You obviously do get the point that the author of this story is trying to make, and I hope it's clear that I do too.
Safe journies, Paul in KCRP
Incidentally, when did they become F/A's? I always thought they were human, not combat aircraft. ;-)
LAGUY Jul 17th 2009 11:43PM
I get upset with the ones that ask for the whole can...AFTER I have taken the time to watch the bubbles foam down OVER the ice, when if they just ask for it right away...I will start the pour...give them can and glass...then move on to the next passenger so that WE can finish our service before landing. ALSO...there are the passengers that ask for the whole can, and when I come by collecting trash...they give it back to me 3/4 full...if you can't/don't want to drink the whole can...DON'T ASK FOR IT...WASTEFUL!!
Cheryl Sep 28th 2009 6:32PM
Will...i agree. You SHOULD take the bus you miserable old shrew! And maybe you should lose some weight so you fit in the seats that are plenty big for the average person...
gfagundes Mar 1st 2010 4:23PM
LoL... as i read your article i realized that i actually have "those giant Bose noise cancellation headsets" covering my ears right now :)
I thought it was quiet RUDE last week when i flew GRU-DFW and a AA FA (or OA - for oldER attendant) actually had a sheet of paper hanging from the service cart's front edge w/ a handwritten note that read: "CHICKEN OR PASTA, PLEASE CHOOSE :)".
But now, I realize i'd be doing the same after so many "Wha?"s. Perhaps she goes from rude to SMART ASS on my books (with emphasis on the first) ;).
Kristi Mar 12th 2010 1:45PM
I am always amazed at the things people can say when they don't have to show their faces. Insulting someones education, their job and telling them to "get over it" is just plain rude. I always wonder to myself, when reading blog comments, would these people say anything of the sort to your face? Doubt it. Have some manners, people!
Heather.. I GET it!!! I can only imagine how this would test your patience. I don't think it speaks of your general character. I think Mother Theresa would get peeved eventually. Also, everyone on here telling you to "get over it" has probably had a bad day at some point. Venting frustration on your job is okay!

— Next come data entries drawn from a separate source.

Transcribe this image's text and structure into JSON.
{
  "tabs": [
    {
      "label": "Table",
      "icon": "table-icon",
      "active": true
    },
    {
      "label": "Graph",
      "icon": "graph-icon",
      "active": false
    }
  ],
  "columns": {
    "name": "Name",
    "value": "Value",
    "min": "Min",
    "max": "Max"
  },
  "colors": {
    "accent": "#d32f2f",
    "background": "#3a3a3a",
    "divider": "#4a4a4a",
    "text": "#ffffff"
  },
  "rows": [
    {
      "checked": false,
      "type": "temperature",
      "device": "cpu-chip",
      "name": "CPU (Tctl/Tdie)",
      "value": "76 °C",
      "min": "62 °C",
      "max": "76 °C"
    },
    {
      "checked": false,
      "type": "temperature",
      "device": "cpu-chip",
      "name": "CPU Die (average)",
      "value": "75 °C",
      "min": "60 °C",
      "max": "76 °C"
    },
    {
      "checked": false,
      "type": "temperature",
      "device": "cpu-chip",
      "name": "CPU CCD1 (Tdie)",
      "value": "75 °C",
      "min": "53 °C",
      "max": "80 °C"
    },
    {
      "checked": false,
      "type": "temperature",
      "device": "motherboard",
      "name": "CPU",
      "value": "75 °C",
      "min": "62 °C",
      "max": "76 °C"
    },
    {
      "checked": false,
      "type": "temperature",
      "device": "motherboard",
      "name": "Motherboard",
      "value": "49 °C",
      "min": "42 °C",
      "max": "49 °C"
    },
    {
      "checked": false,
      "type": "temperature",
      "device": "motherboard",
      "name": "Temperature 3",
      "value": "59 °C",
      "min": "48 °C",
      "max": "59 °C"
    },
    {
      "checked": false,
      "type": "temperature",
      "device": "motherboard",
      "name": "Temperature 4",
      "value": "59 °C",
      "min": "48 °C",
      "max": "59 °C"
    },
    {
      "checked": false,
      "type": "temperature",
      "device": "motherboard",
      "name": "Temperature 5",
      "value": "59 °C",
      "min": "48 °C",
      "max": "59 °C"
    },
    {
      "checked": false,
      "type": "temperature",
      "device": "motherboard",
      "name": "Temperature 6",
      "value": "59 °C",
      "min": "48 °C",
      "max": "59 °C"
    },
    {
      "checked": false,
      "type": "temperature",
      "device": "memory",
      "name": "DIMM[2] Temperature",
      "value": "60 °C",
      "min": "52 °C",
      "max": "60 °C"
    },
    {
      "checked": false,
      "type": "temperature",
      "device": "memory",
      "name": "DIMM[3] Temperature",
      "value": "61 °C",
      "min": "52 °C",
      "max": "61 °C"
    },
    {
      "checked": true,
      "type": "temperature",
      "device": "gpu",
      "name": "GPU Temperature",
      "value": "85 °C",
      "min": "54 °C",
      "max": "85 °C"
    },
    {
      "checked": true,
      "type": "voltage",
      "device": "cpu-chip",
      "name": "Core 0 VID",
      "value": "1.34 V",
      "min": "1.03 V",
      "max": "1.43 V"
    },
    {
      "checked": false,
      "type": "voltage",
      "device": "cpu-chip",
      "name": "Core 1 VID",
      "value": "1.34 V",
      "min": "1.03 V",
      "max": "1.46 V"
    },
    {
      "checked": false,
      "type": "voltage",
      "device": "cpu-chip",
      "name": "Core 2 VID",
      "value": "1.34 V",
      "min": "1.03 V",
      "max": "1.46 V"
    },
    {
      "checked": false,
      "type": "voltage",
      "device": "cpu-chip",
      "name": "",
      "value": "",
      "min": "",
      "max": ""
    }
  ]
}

iTard Mar 25th 2010 3:00PM
As long as I am not the one on the clock and paying $400+ for the 2h 'convenience' of air travel I am allowed to listen to my favorite music and mute the great 'deals' that your duty free offers without being rude. Oh, and yes - I'll have a diet Coke, PLEASE. I hope you feel important now. Now let me get back to tracking my flight online before the pilots overshoot the runway by 100miles.
Best,
iTard
p.s. Your cheap headphones are not worth renting for five extra dollars
Joe G Aug 26th 2010 7:38PM
Oh geeeez, your job is sooooooo hard! You had to repeat yourself to a few rude people over beverage service?? How do you bear such a heavy load? C'mon it's a BEVERAGE, not a life or death query. I travel EVERY week. Airlines treat their passengers like crap and then expect us to genuflect when they show up with the one courtesy still remaining - splash of something wet in a plastic cup. You're gouged at the counter for checking a bag (which is unlikely to arrive when you do) you're herded like cattle at the gate, and when you finally board your late, overcrowded flight you're met by "Sky Dolls" who work hard at remaining indifferent and invisible. Yeahhhhhh, you really have the bad end of that deal, dontcha'? For every unresponsive passenger you've had to whip out your sarcastic card for, I'll bet there were 100 others onboard that received their coveted 3 oz beverage and would have appreciated friendlier service. Get over yourself.